By Simon Nare
The office of Auditor-General Tsakani Maluleke has painted a grim picture of governance failures across four major metros, with audit outcomes presented to the Standing Committee on Public Accounts (SCOPA) in the National Assembly of South Africa on Tuesday.
The presentation, covering Mangaung, Ekurhuleni, Tshwane and eThekwini, revealed recurring issues of weak accountability, wasteful spending, irregular expenditure and critical skills shortages.
Maluleke also raised concerns about water quality in some municipalities, warning that it poses a health risk to residents.
“I could not verify water revenue from conventional meters due to unreliable consumption data. Additionally, incomplete billing caused a material understatement of revenue. I could not verify water distribution losses due to unreliable units sold,” she told SCOPA.
She highlighted widespread non-compliance in areas including misstatements in submitted financial statements and annual reports, weak consequence management, poor revenue controls, and deficiencies in procurement, contract and environmental management.
Maluleka identified the root causes as systemic failures in internal controls, which are not embedded as a performance responsibility.

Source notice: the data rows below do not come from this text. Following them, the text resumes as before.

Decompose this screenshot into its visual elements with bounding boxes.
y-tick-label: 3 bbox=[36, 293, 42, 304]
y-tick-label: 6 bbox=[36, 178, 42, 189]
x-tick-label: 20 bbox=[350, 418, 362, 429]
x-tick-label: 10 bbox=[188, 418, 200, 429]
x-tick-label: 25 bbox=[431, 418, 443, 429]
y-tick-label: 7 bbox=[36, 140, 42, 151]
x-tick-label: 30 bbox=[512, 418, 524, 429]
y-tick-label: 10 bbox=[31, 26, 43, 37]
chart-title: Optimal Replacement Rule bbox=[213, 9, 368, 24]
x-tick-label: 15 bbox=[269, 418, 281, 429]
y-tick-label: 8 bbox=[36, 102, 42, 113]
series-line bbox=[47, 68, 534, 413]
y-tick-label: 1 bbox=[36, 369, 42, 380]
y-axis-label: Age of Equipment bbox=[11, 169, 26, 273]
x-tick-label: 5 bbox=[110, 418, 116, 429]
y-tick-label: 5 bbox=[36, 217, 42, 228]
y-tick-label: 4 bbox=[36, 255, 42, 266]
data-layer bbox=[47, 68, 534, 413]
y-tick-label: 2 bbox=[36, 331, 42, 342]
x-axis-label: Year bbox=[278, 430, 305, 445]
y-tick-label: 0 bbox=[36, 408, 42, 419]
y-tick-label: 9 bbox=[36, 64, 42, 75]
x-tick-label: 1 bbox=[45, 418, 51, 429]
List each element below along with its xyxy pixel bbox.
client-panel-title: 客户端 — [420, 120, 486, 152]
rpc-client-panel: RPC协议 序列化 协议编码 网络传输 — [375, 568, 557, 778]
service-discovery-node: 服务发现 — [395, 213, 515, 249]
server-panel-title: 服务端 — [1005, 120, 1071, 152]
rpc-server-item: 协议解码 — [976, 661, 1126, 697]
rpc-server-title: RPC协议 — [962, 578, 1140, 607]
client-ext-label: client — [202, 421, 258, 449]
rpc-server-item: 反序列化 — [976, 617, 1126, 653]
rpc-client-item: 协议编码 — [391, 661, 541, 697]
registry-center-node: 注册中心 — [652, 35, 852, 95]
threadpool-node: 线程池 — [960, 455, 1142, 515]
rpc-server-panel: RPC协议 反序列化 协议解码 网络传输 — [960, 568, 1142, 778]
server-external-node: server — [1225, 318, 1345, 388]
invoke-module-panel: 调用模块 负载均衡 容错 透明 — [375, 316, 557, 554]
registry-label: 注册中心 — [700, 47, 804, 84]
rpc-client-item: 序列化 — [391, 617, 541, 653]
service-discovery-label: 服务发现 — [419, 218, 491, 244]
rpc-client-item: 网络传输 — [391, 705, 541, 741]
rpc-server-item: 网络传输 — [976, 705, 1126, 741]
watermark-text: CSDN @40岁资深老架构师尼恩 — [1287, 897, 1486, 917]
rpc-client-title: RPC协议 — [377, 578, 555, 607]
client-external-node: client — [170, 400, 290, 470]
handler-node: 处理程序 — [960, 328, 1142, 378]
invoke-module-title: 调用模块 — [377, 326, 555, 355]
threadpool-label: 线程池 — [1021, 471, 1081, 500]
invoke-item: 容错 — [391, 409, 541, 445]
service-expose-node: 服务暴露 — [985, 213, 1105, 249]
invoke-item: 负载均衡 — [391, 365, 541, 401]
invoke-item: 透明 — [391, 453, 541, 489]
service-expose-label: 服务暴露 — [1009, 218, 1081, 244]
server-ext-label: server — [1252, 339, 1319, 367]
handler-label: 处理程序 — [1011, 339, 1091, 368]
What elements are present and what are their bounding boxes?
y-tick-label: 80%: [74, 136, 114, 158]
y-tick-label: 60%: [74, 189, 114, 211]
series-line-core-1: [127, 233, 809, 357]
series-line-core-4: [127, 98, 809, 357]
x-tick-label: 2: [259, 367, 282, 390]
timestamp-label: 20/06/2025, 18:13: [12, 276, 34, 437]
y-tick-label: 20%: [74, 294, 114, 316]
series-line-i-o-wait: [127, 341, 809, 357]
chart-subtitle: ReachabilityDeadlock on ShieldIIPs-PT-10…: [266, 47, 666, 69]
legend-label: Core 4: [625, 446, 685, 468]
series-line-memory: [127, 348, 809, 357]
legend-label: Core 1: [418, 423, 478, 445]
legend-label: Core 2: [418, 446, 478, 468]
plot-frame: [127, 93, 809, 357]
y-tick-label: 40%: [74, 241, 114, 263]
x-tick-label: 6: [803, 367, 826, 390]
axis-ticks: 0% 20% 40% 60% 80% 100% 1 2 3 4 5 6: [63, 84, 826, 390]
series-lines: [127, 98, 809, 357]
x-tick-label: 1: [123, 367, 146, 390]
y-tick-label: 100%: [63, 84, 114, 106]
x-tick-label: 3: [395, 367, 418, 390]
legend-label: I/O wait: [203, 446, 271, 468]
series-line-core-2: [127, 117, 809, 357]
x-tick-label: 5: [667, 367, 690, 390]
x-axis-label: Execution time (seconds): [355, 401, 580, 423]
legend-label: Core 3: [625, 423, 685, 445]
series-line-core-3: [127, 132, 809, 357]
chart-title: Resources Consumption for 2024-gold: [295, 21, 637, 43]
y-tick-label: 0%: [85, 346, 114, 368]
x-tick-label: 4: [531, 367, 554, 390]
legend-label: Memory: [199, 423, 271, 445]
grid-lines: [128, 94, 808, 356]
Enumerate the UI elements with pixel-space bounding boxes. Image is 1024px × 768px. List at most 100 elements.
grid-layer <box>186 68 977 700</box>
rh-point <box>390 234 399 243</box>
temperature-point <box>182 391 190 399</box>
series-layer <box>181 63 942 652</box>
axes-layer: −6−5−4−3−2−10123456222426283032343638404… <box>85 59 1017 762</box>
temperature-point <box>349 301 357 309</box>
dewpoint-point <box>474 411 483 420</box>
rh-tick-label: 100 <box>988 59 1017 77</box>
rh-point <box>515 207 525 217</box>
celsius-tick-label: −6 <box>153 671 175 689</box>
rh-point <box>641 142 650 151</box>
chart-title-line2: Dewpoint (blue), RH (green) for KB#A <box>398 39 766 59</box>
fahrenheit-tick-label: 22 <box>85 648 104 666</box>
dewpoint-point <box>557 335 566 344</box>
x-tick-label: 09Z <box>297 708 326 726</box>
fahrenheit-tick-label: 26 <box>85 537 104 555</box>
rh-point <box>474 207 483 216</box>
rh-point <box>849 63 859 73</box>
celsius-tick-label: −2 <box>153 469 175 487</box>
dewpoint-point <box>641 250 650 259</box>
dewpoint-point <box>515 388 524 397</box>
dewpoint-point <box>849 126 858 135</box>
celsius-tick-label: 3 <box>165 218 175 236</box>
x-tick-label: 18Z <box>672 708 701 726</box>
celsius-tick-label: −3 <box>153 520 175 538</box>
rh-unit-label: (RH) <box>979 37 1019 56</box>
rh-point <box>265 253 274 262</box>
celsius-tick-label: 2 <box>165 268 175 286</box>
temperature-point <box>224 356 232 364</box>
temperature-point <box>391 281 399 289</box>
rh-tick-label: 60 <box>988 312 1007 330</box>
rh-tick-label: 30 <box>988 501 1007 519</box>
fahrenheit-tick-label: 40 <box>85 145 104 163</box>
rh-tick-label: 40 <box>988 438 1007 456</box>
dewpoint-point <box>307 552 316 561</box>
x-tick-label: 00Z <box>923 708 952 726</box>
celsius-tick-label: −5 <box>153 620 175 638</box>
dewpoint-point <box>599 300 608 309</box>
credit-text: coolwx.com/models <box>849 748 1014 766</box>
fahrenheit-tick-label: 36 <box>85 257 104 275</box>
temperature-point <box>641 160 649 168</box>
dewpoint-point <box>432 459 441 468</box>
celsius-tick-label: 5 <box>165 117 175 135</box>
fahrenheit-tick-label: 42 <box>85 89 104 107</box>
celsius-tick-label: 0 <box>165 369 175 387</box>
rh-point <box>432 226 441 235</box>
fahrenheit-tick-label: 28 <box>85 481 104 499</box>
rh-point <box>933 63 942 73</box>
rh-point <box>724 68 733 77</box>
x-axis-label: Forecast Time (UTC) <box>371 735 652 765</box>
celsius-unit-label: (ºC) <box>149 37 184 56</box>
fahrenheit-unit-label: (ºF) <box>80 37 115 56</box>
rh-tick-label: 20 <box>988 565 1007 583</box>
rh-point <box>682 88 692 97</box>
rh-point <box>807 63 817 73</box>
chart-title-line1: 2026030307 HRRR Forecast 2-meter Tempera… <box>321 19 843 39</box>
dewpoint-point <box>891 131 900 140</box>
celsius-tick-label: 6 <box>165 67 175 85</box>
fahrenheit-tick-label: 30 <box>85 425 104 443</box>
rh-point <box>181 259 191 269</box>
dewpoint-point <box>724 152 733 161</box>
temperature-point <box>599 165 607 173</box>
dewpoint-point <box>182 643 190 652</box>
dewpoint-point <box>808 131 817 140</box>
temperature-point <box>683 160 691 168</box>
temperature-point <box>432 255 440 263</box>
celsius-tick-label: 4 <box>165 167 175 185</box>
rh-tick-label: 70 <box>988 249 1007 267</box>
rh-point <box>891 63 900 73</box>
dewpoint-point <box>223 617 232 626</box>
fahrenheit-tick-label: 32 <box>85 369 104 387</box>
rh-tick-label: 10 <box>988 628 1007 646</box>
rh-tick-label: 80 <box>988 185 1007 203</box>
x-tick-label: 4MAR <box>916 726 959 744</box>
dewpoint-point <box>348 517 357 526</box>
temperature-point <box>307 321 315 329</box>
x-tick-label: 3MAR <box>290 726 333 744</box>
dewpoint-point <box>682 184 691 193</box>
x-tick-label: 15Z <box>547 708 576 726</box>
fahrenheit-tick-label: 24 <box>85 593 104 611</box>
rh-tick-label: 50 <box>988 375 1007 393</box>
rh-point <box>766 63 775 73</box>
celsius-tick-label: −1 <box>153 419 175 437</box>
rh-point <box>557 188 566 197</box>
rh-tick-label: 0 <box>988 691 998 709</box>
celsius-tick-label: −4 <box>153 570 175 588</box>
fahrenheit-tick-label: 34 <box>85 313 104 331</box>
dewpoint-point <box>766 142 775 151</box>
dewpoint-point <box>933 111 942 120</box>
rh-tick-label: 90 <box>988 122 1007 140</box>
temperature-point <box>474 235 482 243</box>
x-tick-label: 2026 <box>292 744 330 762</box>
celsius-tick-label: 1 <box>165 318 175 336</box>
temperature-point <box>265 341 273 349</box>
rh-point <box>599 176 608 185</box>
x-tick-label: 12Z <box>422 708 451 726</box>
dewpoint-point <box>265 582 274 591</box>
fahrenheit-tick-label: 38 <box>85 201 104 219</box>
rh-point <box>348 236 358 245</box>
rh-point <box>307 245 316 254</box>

This results in controls being applied reactively during audits rather than continuously.
She further noted that user departments are not held accountable for preparing and safeguarding supporting evidence, leading to unreliable information only being tested at audit stage. Legislative compliance, she added, is treated as a reactive exercise rather than an operational duty.
Unauthorised expenditure declined to R1.36 billion from R1.81 billion in the previous financial year.
However, irregular expenditure increased to R324 million from R277 million, while fruitless and wasteful expenditure decreased to R67 million from R130 million.
In Mangaung, audits of water, electricity, roads and housing projects revealed a breakdown in internal controls, weak leadership accountability, chronic late payments, severe skills shortages and failure to safeguard completed assets, many of which were vandalised.